HTML属性コンテキストの信頼できないデータをエンコードする適切な方法は何ですか?例えば:
<input type="hidden" value="<?php echo $data; ?>" />
私は通常、htmlentities()
またはhtmlspecialchars()
これを行うために使用します:
<input type="hidden" value="<?php echo htmlentities($data); ?>" />
ただし、最近、渡す必要のあるデータがページの場所を変更するためにJavaScriptに渡す必要のあるURLである場合に、アプリケーションが破損するという問題が発生しました。
<input id="foo" type="hidden" value="foo?bar=1&baz=2" />
<script>
// ...
window.location = document.getElementById('foo').value;
// ...
</script>
この場合、foo
はCプログラムであり、URLおよびsegfaultsでエンコードされた文字を理解しません。

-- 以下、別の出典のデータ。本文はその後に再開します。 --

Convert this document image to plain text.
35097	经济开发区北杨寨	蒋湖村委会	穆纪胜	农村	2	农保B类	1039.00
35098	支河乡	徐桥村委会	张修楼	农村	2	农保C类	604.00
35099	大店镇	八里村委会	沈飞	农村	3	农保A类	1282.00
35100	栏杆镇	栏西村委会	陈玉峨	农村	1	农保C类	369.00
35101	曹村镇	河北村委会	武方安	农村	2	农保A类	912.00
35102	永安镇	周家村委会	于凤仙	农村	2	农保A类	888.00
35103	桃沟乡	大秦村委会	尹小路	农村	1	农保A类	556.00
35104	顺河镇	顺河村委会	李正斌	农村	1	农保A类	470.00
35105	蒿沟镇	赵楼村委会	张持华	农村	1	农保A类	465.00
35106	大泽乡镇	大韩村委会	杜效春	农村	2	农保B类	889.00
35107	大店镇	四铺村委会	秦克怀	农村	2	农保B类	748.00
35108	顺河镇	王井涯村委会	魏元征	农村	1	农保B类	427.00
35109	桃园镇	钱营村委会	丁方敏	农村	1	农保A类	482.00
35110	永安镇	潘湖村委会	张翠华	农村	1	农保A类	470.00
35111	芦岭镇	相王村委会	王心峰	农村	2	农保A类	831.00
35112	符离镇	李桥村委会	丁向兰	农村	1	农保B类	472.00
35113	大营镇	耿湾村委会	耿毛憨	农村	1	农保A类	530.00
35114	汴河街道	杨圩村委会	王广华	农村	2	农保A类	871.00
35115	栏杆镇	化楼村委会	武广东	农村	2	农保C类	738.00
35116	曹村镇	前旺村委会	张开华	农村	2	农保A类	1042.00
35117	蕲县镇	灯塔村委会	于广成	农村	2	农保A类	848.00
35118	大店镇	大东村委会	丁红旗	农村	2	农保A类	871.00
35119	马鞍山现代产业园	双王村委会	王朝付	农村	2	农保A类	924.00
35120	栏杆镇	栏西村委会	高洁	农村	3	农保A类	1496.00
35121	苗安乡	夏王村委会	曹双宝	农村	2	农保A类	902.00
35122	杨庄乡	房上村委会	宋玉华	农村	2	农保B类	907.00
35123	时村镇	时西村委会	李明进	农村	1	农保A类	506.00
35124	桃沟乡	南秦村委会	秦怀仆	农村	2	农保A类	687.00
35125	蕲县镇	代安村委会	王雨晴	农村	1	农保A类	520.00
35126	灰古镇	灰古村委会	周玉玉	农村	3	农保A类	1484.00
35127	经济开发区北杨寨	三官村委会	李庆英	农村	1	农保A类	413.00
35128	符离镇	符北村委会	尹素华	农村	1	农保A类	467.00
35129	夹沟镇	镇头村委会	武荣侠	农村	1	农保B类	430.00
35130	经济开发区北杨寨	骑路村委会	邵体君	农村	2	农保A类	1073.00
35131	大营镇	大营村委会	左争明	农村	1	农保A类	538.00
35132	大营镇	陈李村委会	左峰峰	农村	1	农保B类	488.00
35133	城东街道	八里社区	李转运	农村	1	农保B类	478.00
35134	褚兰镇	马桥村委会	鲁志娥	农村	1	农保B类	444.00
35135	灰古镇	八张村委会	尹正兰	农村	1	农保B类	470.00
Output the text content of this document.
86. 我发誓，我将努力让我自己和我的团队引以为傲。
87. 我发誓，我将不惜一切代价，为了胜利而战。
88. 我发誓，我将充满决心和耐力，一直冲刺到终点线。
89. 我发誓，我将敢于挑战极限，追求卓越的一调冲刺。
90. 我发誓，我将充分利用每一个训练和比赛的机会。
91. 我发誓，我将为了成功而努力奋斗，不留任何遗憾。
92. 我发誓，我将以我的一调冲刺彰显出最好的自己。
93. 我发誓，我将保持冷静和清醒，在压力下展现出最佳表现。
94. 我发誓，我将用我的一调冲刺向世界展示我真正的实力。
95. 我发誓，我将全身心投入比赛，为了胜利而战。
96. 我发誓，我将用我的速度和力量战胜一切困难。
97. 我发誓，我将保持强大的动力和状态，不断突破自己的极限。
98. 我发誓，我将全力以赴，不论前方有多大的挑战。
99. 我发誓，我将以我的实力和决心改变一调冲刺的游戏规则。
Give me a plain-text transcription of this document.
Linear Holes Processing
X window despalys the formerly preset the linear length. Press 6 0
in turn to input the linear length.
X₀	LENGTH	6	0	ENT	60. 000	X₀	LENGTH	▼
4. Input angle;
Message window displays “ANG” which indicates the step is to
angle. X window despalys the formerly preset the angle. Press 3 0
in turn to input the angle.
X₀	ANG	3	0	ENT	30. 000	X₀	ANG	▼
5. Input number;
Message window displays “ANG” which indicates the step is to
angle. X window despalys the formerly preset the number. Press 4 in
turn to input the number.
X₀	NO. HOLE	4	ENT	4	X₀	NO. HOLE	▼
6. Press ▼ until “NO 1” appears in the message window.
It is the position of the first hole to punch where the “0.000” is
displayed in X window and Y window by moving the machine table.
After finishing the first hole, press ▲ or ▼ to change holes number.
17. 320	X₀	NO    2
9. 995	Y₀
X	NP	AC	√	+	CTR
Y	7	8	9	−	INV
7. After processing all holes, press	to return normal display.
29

JavaScriptで値を取得して、のようなことを行うことができますが、それは厄介なようvalue.replace('&', '&')
で、アンパサンドに対してのみ機能します。
だから、私の質問は:HTML属性に注入されるデータのエンコードまたはデコードを行うためのより良い方法はありますか?
OWASPのXSS防止に関するチートシートをすべて読みましたが、属性を引用するように注意している限り、エンコードする必要のある文字は引用自体("
)だけです。この場合、次を使用できます。 -のようなものstr_replace('"', '"', ...)
ですが、正しく理解しているかどうかはわかりません。